We learned Tuesday that the social network had been outmaneuvered, after the American football league chose e-commerce goliath Amazon to stream 10 ” Thursday Night Football ” games this year for a reported $50 million — five times more than Twitter paid for the same rights last year.
That was bad news for Twitter, which positioned last year’s agreement as the crown jewel of its livestreaming efforts. Twitter executives proclaimed the next big thing is live video, leveraging its NFL partnership to rack up more sports streaming deals in a dire effort to attract new users and advertisers, while also keeping skeptical investors at bay.
Livestreaming events, especially sports, is fueling fierce competition among tech companies seeking more customers and more dollars. While Twitter still has streaming deals with Major League Baseball , the National Hockey League and the National Basketball Association for its 319 million users, its rival Facebook, with an audience of nearly 2 billion monthly users, is scouring for similar deals, striking a deal in March to stream 22 Major League Soccer games.
Unfortunately for Twitter, that means losing this deal with the NFL is akin to watching your team lose the Super Bowl.
“What we have now amounts to a one-year experiment for the NFL, and it makes you wonder about Twitter’s relevance in this space,” said Paul Verna, a video analyst at eMarketer.
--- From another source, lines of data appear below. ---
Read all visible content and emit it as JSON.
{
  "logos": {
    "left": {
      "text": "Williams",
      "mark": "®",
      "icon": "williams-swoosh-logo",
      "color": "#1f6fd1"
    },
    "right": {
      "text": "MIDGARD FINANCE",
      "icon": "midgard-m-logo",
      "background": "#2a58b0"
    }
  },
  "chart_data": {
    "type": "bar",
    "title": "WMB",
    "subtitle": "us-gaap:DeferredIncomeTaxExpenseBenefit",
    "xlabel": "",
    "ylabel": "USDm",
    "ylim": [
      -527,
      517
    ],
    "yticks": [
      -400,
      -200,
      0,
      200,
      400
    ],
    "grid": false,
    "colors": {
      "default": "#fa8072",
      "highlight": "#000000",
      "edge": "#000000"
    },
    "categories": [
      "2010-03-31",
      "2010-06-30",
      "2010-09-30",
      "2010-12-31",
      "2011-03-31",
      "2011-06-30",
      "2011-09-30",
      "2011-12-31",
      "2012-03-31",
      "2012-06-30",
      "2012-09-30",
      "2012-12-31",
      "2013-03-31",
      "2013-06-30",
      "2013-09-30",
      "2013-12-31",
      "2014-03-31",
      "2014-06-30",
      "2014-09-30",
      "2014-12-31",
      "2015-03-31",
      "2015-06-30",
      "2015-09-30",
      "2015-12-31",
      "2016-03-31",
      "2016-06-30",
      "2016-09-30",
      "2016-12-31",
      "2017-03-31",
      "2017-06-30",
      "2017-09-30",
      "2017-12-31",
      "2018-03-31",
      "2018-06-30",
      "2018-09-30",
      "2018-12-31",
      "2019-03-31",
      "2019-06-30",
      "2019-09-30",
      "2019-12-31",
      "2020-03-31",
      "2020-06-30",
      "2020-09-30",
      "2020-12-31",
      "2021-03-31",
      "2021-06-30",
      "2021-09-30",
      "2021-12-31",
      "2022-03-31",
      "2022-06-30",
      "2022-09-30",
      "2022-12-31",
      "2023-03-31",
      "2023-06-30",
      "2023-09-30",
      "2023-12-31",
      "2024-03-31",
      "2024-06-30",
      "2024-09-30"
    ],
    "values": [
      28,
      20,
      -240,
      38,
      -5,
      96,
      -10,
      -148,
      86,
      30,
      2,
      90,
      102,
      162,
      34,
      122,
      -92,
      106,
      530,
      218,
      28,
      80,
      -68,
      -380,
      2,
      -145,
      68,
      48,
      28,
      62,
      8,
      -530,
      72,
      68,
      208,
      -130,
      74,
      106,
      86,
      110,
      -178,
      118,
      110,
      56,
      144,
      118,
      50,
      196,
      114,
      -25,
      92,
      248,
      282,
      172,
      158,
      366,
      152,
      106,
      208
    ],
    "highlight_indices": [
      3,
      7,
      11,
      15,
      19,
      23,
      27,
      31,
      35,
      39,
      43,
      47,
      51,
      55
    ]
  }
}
For Amazon, this move has represented a coming out moment of sorts, with a marquee deal that overshadows other pro sports streaming efforts, like Twitter’s golf and lacrosse games and Facebook’s surfing contests. Before the NFL deal, Amazon’s only prior connection with football, aside from selling and shipping merchandise, was grabbing the rights to stream the Emmy-nominated NFL Films-produced series ” All or Nothing ,” which follows the ups and downs of an NFL team for an entire season.